Anna Rosa Sousa chegava próximo da metade da graduação de Serviço Social. Escolheu o curso por incentivo da família e identificação com causas sociais. Porém, quando a pandemia da Covid-19 chegou, o baque da perda do emprego fez a jovem de 27 anos repensar as prioridades na casa. Conseguiu segurar até o mês de junho de 2020 mas, quando o pai morreu vítima da doença, decidiu que o melhor a fazer, no momento, era abandonar o curso.
“Além de superar a dor da perda do meu pai, tive que abandonar um sonho que também era nosso”, conta à reportagem. Quase dois anos fora da sala de aula, ela aguarda conseguir um emprego para poder pagar a mensalidade da faculdade, mas as expectativas ainda não são boas.
Ao sair do ensino superior, Anna entrou para a estimativa de mais de 3,78 milhões de estudantes que abandonaram suas graduações em 2020, no Brasil. Em uma série histórica de oito anos, a estimativa representou a maior taxa de evasão das universidades no país, alcançando cerca de 37,2% de evasão. Em 2021, a redução foi de apenas 0,6%. Ao todo, foram mais de 3,4 milhões de alunos que cancelaram suas matrículas em instituições de ensino superior privado.
As dificuldades trazidas pelo ensino remoto dentro das instituições, somadas às fragilidades no sistema econômico – desemprego e aumento do trabalho informal – marcam os principais motivos das desistências dos alunos das faculdades privadas. Em geral, o perfil dos estudantes que evadem das instituições são pessoas que precisam trabalhar para estudar. Porém, com prioridades e instabilidade financeira, a mensalidade dos cursos acaba sendo o primeiro corte de gastos na renda familiar.
“Aulas remotas e a falta de acesso à internet ou aparelho para se conectar é um dos desestimulantes para grande parte dos alunos”, explica a especialista em educação Mônica Freitas. Um dos caminhos para poder fazer com que os alunos possam voltar para as salas de aula seria a criação de políticas de permanência e financiamento estudantil.
Mônica explica que o cenário das salas de aulas precisa se adaptar para receber um aluno que está há quase dois anos fora desse ambiente.
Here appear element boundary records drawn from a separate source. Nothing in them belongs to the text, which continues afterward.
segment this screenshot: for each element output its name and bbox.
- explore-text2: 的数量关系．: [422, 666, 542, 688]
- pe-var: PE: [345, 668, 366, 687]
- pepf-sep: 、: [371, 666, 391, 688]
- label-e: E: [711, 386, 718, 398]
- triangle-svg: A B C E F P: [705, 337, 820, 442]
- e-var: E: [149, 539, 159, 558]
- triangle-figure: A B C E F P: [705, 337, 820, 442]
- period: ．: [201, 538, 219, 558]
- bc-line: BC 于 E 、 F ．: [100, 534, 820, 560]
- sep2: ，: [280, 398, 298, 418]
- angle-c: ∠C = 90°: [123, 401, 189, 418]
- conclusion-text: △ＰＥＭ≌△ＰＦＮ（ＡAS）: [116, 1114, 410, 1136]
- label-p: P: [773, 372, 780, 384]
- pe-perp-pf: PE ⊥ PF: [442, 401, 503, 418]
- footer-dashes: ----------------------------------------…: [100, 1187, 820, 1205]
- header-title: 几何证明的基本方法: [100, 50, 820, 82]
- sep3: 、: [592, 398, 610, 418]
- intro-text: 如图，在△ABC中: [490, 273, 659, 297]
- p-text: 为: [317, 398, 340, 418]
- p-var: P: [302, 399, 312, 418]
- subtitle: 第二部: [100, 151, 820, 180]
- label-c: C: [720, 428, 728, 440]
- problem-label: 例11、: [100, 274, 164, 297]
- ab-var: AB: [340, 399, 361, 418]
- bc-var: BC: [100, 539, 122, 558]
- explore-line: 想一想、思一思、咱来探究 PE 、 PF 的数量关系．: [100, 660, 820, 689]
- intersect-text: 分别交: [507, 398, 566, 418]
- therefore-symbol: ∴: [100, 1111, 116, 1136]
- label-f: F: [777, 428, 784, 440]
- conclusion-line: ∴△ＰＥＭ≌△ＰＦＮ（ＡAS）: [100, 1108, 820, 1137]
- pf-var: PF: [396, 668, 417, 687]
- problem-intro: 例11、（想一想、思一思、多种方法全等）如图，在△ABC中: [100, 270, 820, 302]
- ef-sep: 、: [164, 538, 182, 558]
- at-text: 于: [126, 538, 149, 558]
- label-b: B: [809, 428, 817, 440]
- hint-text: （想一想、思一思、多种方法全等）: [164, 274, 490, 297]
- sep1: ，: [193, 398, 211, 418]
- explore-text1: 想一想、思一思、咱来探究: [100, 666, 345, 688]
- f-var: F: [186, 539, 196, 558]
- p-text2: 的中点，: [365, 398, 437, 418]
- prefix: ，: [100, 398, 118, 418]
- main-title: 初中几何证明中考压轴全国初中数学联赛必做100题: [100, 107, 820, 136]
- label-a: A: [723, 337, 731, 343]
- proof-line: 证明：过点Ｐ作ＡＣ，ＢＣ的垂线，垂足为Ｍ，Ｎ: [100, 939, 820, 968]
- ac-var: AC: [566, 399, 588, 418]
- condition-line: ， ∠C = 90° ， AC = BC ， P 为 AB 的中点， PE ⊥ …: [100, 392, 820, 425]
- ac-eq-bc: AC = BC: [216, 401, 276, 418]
Mesmo com o retorno das aulas presenciais, para que não haja mais evasão, é necessário que as instituições possam prestar auxílios de atenção à saúde física, mental e acompanhamento pedagógico de forma integrada. “Não é normal que os alunos sejam mandados para as salas como se quase dois anos de pandemia e em frente à telas não significasse nada”, destaca a especialista. “É preciso ter um novo ambiente para os espaços que formam os profissionais”, destaca.
Dentro do panorama de evasão, encontra-se o cenário de inadimplência. O saldo negativo também foi considerado o maior dos últimos anos durante 2020 e 2021. As estatísticas chegam próximo de 10%.
Raimundo Nonato da Silva atravessou o sétimo e oitavo período de Direito a duras penas em 2020. Mas quando 2021 chegou, as contas se acumularam e ele já não conseguia renovar a matrícula. Por conta da situação, se viu obrigado a trancar o curso e pagar o que devia para a faculdade.
A realidade se estendeu para muitos alunos da sua turma. No grupo do WhatsApp dos colegas, as reclamações e dificuldades de pagamentos são compartilhadas entre a maioria. “Fui obrigado a parar o meu sonho por um ano, mas com a expectativa de novos trabalhos surgindo, ainda em março de 2022 posso retornar à faculdade”, conta Nonato. Se tudo der certo, ele se tornará bacharel em Direito em novembro, aos 50 anos, e prestará a prova da Ordem dos Advogados do Brasil (OAB) para ser advogado.
O cenário de insegurança na educação superior é um dos receios que o Brasil que tenta se reerguer após dois anos de pandemia irá enfrentar. Para tanto, outra estratégia que Mônica cita são possibilidades de financiamento e parcelamentos de dívidas – para alunos com inadimplências – para que possa haver esse retorno. “Deve haver financiamentos possíveis e formas seguras de inserir esse estudante no mercado de trabalho após a sua formação”, pontua a especialista. “Se não, estaremos colocando profissionais endividados no mercado de trabalho”, frisa.